Problem of persons without citizenship acute in Latvia, Estonia

STRASBOURG, August 2 (Itar-Tass) — A large number of people in Latvia and Estonia have no citizenship, which is a serious problem for Europe, Council of Europe Commissioner for Human Rights Thomas Hammarberg told journalists on Tuesday.

Even those born in Latvia and Estonia, non-citizens are still deprived of the opportunity to vote in national elections, the European ombudsman stressed. However, Hammarberg stated, in recent years the number of those who received passports has grown, and non-citizens got identification documents that enabled them to travel and work.

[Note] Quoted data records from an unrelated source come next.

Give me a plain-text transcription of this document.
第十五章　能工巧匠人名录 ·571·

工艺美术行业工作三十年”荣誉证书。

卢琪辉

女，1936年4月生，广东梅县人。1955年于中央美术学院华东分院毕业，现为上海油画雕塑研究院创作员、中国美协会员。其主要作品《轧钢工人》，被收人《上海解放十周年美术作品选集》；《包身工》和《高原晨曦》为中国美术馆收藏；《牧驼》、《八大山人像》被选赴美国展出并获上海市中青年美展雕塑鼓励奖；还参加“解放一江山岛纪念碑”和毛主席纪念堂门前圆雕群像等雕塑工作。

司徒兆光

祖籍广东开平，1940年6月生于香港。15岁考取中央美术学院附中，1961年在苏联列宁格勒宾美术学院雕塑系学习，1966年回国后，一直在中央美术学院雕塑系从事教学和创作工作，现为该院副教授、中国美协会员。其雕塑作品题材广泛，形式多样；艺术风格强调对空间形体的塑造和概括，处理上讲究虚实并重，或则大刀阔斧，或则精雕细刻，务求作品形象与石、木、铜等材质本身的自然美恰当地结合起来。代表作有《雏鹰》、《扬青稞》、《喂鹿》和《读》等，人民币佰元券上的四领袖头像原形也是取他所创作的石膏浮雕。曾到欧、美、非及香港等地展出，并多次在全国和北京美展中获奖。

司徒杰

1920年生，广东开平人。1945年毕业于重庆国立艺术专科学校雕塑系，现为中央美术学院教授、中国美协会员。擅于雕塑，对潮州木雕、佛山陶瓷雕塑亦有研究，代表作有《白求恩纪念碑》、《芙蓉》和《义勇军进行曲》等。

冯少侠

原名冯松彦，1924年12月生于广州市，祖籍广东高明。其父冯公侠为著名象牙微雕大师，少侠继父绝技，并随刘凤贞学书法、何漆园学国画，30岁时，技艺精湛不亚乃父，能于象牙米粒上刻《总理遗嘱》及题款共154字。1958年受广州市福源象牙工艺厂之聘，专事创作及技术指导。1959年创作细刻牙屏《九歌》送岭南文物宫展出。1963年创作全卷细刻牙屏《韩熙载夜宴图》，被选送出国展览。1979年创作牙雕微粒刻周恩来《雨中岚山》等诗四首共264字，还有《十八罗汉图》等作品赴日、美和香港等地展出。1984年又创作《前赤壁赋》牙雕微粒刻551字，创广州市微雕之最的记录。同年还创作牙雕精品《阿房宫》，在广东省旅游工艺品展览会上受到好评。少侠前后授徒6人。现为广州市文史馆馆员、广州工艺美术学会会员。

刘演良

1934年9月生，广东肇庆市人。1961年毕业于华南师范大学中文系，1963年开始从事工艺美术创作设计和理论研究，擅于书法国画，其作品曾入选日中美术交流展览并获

It should be noted that the situation with Russian-speaking minority in Latvia and Estonia is discussed in Strasbourg not for the first time. Thus, on the sidelines of the summer session of the Parliamentary Assembly of the Council of Europe (PACE this June, Russian Foreign Ministry’s Ombudsman for Human Rights, Democracy and the Rule of Law Konstantin Dolgov touched upon this issue at a meeting with Hammarberg.

“We intend also in the future to continue using also the Council of Europe venue for discussing issues related to the situation in the field of human rights, especially in Latvia and Estonia,” the Russian diplomat said in an interview with Itar-Tass earlier.

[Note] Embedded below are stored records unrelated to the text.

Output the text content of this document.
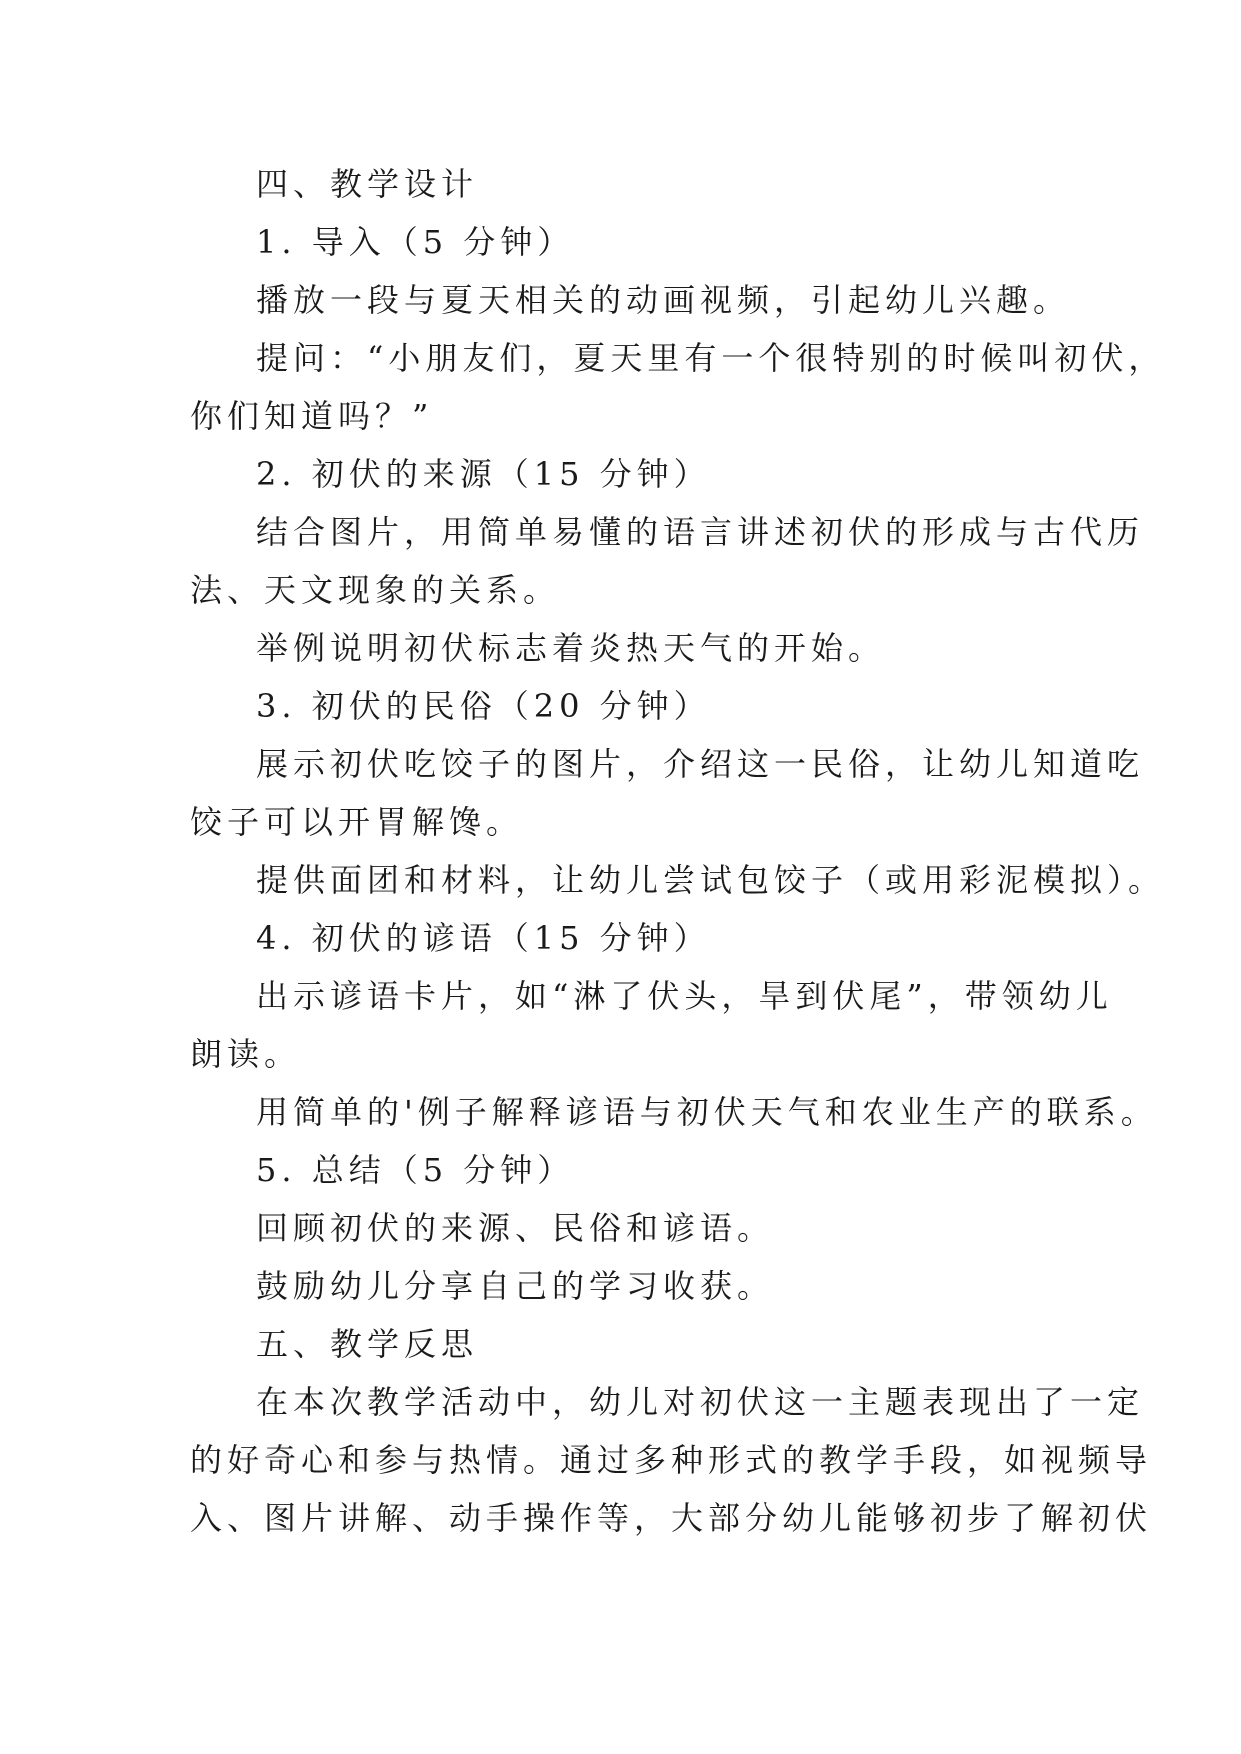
四、教学设计
1. 导入（5 分钟）
播放一段与夏天相关的动画视频，引起幼儿兴趣。
提问：“小朋友们，夏天里有一个很特别的时候叫初伏，
你们知道吗？”
2. 初伏的来源（15 分钟）
结合图片，用简单易懂的语言讲述初伏的形成与古代历
法、天文现象的关系。
举例说明初伏标志着炎热天气的开始。
3. 初伏的民俗（20 分钟）
展示初伏吃饺子的图片，介绍这一民俗，让幼儿知道吃
饺子可以开胃解馋。
提供面团和材料，让幼儿尝试包饺子（或用彩泥模拟）。
4. 初伏的谚语（15 分钟）
出示谚语卡片，如“淋了伏头，旱到伏尾”，带领幼儿
朗读。
用简单的'例子解释谚语与初伏天气和农业生产的联系。
5. 总结（5 分钟）
回顾初伏的来源、民俗和谚语。
鼓励幼儿分享自己的学习收获。
五、教学反思
在本次教学活动中，幼儿对初伏这一主题表现出了一定
的好奇心和参与热情。通过多种形式的教学手段，如视频导
入、图片讲解、动手操作等，大部分幼儿能够初步了解初伏
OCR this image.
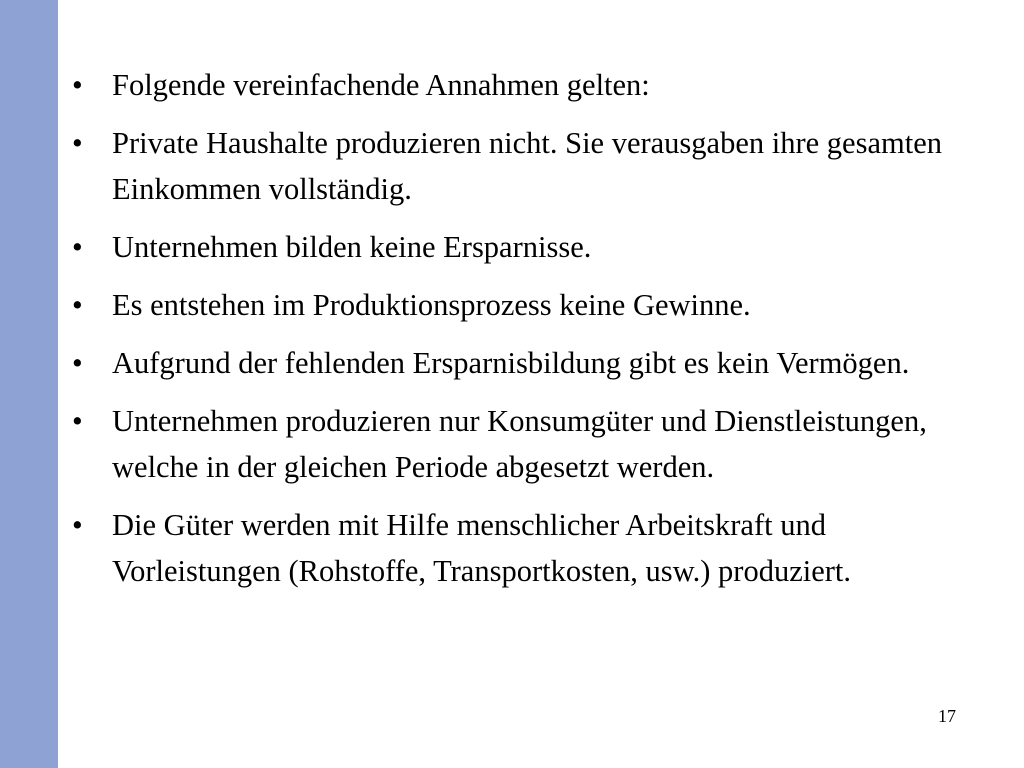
• Folgende vereinfachende Annahmen gelten:
• Private Haushalte produzieren nicht. Sie verausgaben ihre gesamten Einkommen vollständig.
• Unternehmen bilden keine Ersparnisse.
• Es entstehen im Produktionsprozess keine Gewinne.
• Aufgrund der fehlenden Ersparnisbildung gibt es kein Vermögen.
• Unternehmen produzieren nur Konsumgüter und Dienstleistungen, welche in der gleichen Periode abgesetzt werden.
• Die Güter werden mit Hilfe menschlicher Arbeitskraft und Vorleistungen (Rohstoffe, Transportkosten, usw.) produziert.
17
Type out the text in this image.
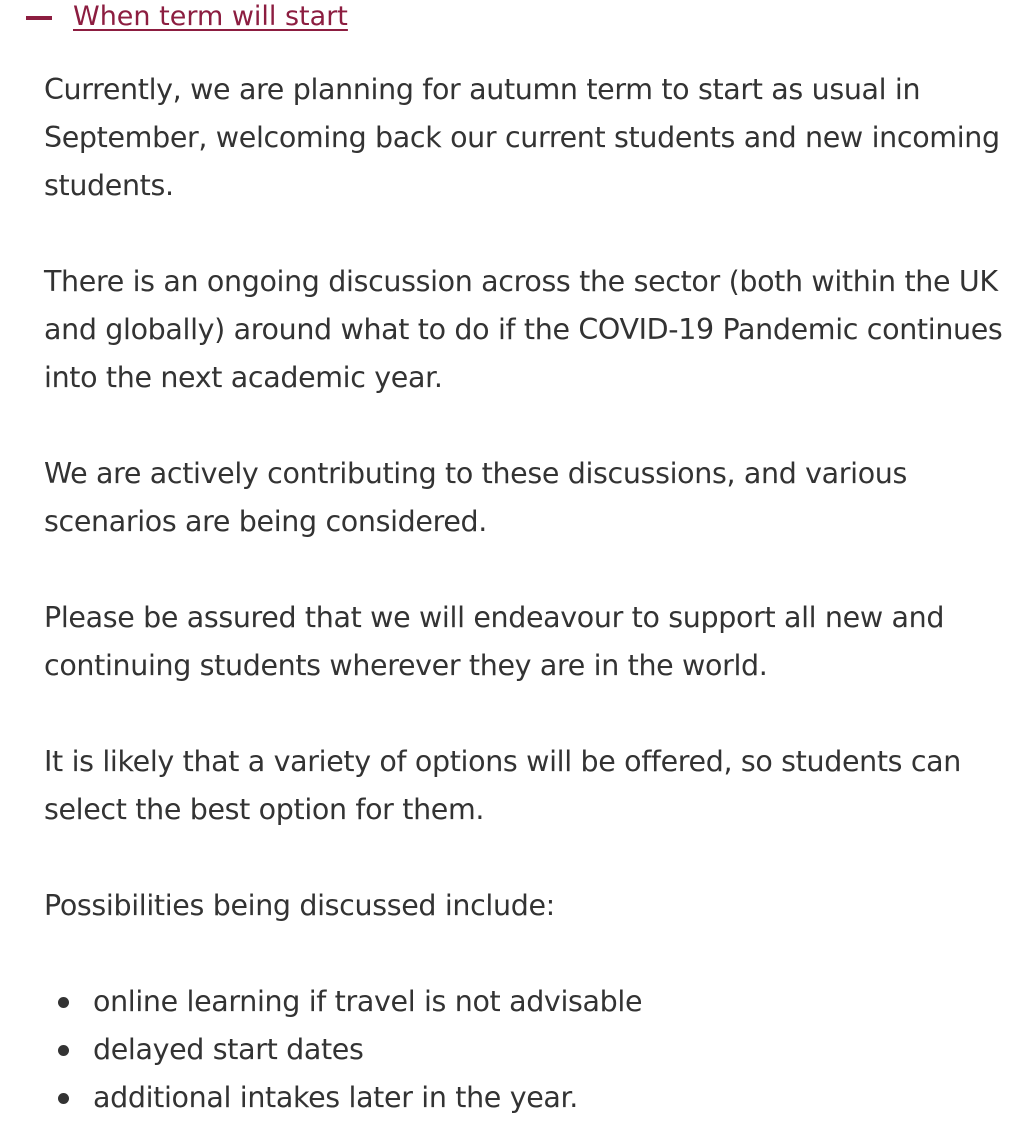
When term will start

Currently, we are planning for autumn term to start as usual in September, welcoming back our current students and new incoming students.

There is an ongoing discussion across the sector (both within the UK and globally) around what to do if the COVID-19 Pandemic continues into the next academic year.

We are actively contributing to these discussions, and various scenarios are being considered.

Please be assured that we will endeavour to support all new and continuing students wherever they are in the world.

It is likely that a variety of options will be offered, so students can select the best option for them.

Possibilities being discussed include:

online learning if travel is not advisable
delayed start dates
additional intakes later in the year.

Meanwhile, Hammarberg said in a comment posted on the CE website, in particular, that “having a nationality is a basic human right – so basic that it amounts to a “right to have rights”. The tragedy of persons without nationality gained attention after World War II and a first United Nations treaty was agreed in 1954 on the Status of Stateless Persons to be followed by another convention in 1961 on the Reduction of Statelessness. However, even now – on the 50th anniversary of one of these accords – many people remain without a nationality. Even in relatively peaceful Europe they can be counted in hundreds of thousands. The UN refugee agency, UNHCR, estimates the number to be as many as 589, 000.”

“Some stateless people are refugees or migrants, having left their countries of origin. Others live in their home country but are not recognised as citizens. The plight of the stateless, who are estimated to number 12 million worldwide, has received limited attention in recent years and seems to be little understood,” Hammarberg noted.

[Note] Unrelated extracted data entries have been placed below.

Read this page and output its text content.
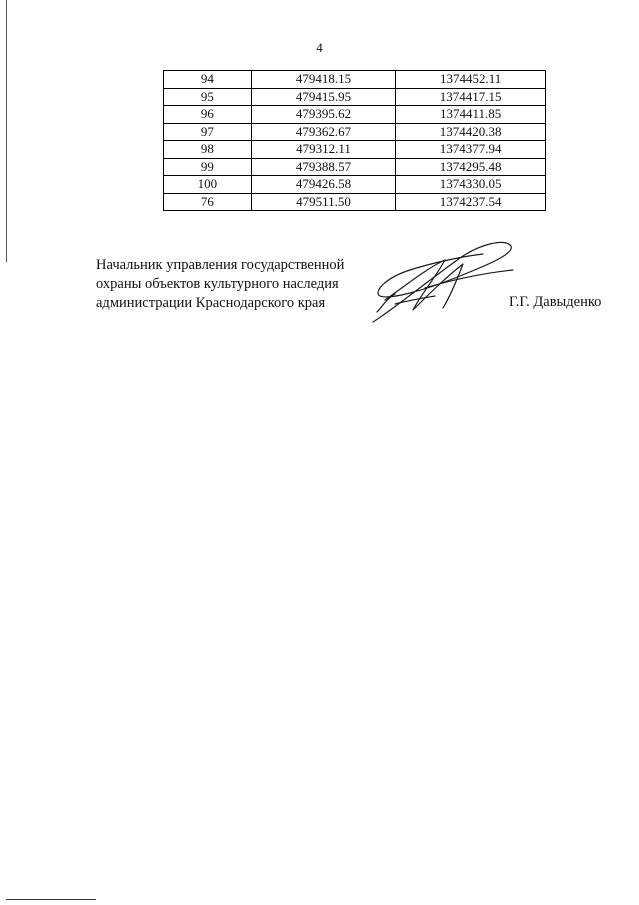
4
94	479418.15	1374452.11
95	479415.95	1374417.15
96	479395.62	1374411.85
97	479362.67	1374420.38
98	479312.11	1374377.94
99	479388.57	1374295.48
100	479426.58	1374330.05
76	479511.50	1374237.54
Начальник управления государственной
охраны объектов культурного наследия
администрации Краснодарского края	Г.Г. Давыденко
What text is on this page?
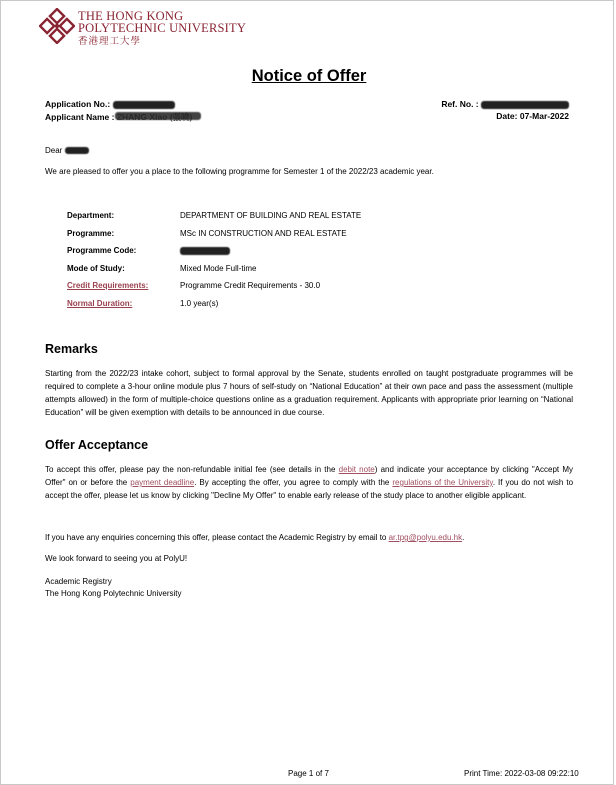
THE HONG KONG
POLYTECHNIC UNIVERSITY
香港理工大學
Notice of Offer
Application No.:
Applicant Name :
Ref. No. :
Date: 07-Mar-2022
Dear
We are pleased to offer you a place to the following programme for Semester 1 of the 2022/23 academic year.
Department:	DEPARTMENT OF BUILDING AND REAL ESTATE
Programme:	MSc IN CONSTRUCTION AND REAL ESTATE
Programme Code:
Mode of Study:	Mixed Mode Full-time
Credit Requirements:	Programme Credit Requirements - 30.0
Normal Duration:	1.0 year(s)
Remarks
Starting from the 2022/23 intake cohort, subject to formal approval by the Senate, students enrolled on taught postgraduate programmes will be required to complete a 3-hour online module plus 7 hours of self-study on “National Education” at their own pace and pass the assessment (multiple attempts allowed) in the form of multiple-choice questions online as a graduation requirement. Applicants with appropriate prior learning on “National Education” will be given exemption with details to be announced in due course.
Offer Acceptance
To accept this offer, please pay the non-refundable initial fee (see details in the debit note) and indicate your acceptance by clicking "Accept My Offer" on or before the payment deadline. By accepting the offer, you agree to comply with the regulations of the University. If you do not wish to accept the offer, please let us know by clicking "Decline My Offer" to enable early release of the study place to another eligible applicant.
If you have any enquiries concerning this offer, please contact the Academic Registry by email to ar.tpg@polyu.edu.hk.
We look forward to seeing you at PolyU!
Academic Registry
The Hong Kong Polytechnic University
Page 1 of 7	Print Time: 2022-03-08 09:22:10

“Stateless persons are often marginalized. When they lack birth certificates, identity cards, passports and other documents, they risk being excluded from education, healthcare, social assistance and the right to vote. A stateless person may not be able to travel or work legally. As a result the stateless have to grapple with inequality and discrimination – and with a heightened risk of being perceived as irregular. This dire situation was recently described in a report from the Equal Rights Trust, ERT: Unravelling Anomaly: Detention, Discrimination and the Protection Needs of Stateless Persons,” according to him.

“The political developments in Europe after 1989 led to increasing numbers of stateless persons, especially those belonging to national minorities. The breakup of the Soviet Union, Yugoslavia and Czechoslovakia caused enormous difficulties for people who were regarded by the new governments as belonging somewhere else – even when they had resided in their current location for many years,” the European commissioner indicated.

According to Hammarberg, “In Latvia and Estonia large numbers of residents remain non-citizens, even if the number of those who have been granted full citizenship has increased in recent years, and others have been provided with personal identity documents which enable them to travel and work more easily. But non-citizens, even those who were born in the country, are still not granted the right to vote in national elections.”